Bella terdiam sejenak, lalu menarik napas dalam. “Karena itu aku ke sini. Kakakmu bilang… dia akan pulang lusa. Ada urusan mendesak… dan dia minta maaf padamu.”
Raut Yuna berubah muram. Ia menunduk, menatap cangkir susu hangatnya. “Sudah kuduga… Kak Scarlett selalu titip pesan lewat Kak Bella kalau tidak bisa pulang. Tapi tetap saja rasanya... kosong.”
Hening menyelimuti meja makan. Di luar, angin meniup dedaunan, dan langit mulai ditelan bayangan malam.
Bella memecah keheningan. “Yuna… Kakakmu pasti pulang. Dia tidak pernah berhenti mencintaimu. Dan kalau kau butuh sesuatu, apa pun, bilang saja ke Kak Bella. Bahkan kalau kau tidak bisa tidur malam ini… aku bisa menemanimu.”
Yuna menatapnya dengan mata membulat. “Kak Bella tahu aku suka ketakutan tidur sendiri?”
Bella tersenyum lebar. “Tentu saja. Kak Scarlett selalu membanggakan adik manisnya kepadaku. Dia menyebutmu… 'kebahagiaan terakhir yang tak bisa kubeli dengan emas.'”
Yuna tertawa kecil, pura-pura marah. “Kak Scarlett, dasar pengkhianat! Rahasiaku dibocorin semua!”
Tawa ringan mengalir. Untuk sejenak, rumah itu terasa penuh. Mereka makan malam dalam tawa dan kehangatan, menepis sedikit dingin yang merayap dari luar jendela.
Entah kenapa, malam ini terasa lebih sunyi dari biasanya. Seperti ada sesuatu yang ditarik keluar dari dunia, dan tak akan kembali.
Mereka tidak tahu, di saat yang sama, di pinggiran kota Burgh, tepat di distrik merah, langkah-langkah senyap menapaki jalanan berlumpur. Iron Lady memburu pendosa malam itu…
—
Waktunya Berburu…
POV: Iron Lady
Langit barat membakar kota dengan cahaya jingga keemasan terakhirnya. Di distrik merah, malam tak pernah datang perlahan, ia menjatuhkan diri seperti jubah tua, menutupi dosa-dosa yang bahkan siang hari enggan menyentuhnya.
Di depan sebuah rumah malam yang megah namun membusuk dari dalam, berdiri seorang pria seperti tembok.
Eliot. Tubuhnya seperti ukiran batu kasar. Ototnya tertutup mantel kulit gelap, dan lengan kirinya menampakkan tato singa mengaum, lambang keberanian di dunia tanpa belas kasihan.

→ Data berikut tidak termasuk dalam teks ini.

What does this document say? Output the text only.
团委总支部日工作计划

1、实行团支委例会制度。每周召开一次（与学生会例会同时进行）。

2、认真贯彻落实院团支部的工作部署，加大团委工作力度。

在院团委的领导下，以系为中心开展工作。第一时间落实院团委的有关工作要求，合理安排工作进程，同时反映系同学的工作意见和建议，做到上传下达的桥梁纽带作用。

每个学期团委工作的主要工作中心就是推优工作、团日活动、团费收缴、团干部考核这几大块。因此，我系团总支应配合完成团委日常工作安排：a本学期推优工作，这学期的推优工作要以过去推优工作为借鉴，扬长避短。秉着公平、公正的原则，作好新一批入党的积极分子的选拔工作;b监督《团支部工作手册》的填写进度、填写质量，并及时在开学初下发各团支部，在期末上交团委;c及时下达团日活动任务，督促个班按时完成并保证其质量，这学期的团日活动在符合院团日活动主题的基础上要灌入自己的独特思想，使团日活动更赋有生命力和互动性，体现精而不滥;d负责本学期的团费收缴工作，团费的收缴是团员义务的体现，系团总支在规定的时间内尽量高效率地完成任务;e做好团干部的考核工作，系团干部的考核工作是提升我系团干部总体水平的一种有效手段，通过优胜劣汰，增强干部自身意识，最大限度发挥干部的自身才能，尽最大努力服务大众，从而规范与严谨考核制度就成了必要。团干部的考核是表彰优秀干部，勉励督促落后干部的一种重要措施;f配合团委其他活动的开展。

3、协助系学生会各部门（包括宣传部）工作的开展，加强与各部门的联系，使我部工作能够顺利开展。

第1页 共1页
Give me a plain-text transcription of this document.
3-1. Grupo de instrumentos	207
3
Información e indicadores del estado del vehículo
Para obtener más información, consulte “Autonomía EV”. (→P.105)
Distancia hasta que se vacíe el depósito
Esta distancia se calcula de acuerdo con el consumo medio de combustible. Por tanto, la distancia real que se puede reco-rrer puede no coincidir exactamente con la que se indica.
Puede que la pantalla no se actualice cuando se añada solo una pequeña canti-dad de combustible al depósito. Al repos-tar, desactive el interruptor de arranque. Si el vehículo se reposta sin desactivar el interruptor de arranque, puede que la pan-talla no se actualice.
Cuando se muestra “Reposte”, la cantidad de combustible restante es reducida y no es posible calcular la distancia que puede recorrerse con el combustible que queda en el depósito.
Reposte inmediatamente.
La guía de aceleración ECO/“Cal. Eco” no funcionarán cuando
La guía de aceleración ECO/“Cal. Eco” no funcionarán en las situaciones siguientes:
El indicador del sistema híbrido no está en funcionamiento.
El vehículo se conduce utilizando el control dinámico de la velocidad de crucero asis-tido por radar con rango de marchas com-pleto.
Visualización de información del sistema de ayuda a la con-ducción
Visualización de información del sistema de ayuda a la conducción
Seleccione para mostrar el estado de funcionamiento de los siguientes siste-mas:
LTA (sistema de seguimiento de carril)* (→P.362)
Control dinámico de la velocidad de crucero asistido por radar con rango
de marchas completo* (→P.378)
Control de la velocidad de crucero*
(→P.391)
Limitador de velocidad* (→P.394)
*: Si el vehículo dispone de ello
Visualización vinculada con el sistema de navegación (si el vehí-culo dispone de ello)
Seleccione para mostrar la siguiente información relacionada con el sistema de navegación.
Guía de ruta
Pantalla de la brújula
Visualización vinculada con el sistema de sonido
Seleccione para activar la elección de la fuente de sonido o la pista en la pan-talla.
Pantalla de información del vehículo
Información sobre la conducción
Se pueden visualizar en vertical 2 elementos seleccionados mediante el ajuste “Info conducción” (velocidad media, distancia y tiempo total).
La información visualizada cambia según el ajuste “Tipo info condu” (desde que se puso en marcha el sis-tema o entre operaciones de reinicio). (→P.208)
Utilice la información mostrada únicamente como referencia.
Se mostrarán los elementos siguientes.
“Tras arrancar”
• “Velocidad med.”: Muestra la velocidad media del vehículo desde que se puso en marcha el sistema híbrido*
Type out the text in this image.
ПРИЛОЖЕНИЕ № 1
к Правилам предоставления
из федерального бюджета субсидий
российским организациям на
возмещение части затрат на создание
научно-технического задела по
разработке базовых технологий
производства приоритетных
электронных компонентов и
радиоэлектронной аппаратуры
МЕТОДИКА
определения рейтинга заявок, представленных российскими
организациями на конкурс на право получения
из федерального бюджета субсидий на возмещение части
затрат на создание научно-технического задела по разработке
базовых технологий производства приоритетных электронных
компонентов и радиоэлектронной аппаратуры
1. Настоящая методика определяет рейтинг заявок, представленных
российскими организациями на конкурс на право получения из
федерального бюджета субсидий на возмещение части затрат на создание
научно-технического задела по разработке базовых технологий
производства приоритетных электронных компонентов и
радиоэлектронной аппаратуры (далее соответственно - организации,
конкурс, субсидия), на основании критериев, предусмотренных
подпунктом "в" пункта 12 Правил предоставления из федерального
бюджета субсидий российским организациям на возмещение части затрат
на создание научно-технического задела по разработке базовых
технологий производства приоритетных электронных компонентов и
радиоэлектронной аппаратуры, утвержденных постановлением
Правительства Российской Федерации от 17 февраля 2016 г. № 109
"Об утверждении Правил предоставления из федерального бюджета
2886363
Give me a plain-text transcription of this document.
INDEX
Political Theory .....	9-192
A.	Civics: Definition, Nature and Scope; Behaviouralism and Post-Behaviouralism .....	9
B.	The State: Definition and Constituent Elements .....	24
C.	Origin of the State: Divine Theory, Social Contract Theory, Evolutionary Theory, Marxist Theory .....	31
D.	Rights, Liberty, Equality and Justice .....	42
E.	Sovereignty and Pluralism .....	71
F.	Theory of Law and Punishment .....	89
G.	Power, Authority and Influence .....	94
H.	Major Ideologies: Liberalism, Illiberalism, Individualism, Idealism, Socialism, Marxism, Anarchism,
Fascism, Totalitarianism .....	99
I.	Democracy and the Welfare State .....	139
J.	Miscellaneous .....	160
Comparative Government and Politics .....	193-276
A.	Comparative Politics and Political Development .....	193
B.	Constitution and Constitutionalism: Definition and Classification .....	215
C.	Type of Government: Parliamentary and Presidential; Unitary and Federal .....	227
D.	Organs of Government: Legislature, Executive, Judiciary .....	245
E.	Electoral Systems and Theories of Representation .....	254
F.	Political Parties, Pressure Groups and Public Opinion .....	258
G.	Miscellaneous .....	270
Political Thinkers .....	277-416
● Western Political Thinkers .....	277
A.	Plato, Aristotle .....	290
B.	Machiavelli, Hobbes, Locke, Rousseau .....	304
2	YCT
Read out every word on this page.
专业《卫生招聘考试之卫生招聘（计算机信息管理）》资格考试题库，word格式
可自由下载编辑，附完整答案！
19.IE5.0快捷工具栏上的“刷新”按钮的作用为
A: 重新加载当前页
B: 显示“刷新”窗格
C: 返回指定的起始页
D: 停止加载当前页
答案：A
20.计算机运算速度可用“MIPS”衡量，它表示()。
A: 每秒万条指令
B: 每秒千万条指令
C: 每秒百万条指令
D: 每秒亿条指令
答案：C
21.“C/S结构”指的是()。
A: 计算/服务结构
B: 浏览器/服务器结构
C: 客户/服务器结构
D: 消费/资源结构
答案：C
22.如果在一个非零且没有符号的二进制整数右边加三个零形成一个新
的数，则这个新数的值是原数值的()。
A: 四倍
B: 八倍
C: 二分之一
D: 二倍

Darah Eliot pernah mengalir di gang-gang kota bawah. Dia bertahan hidup dari pertarungan, pengkhianatan, dan pengepungan. Ia naik ke level Expert tanpa pelatihan formal, hanya luka dan waktu yang membentuknya. Bagi distrik merah, dia adalah dinding terakhir sebelum kekacauan.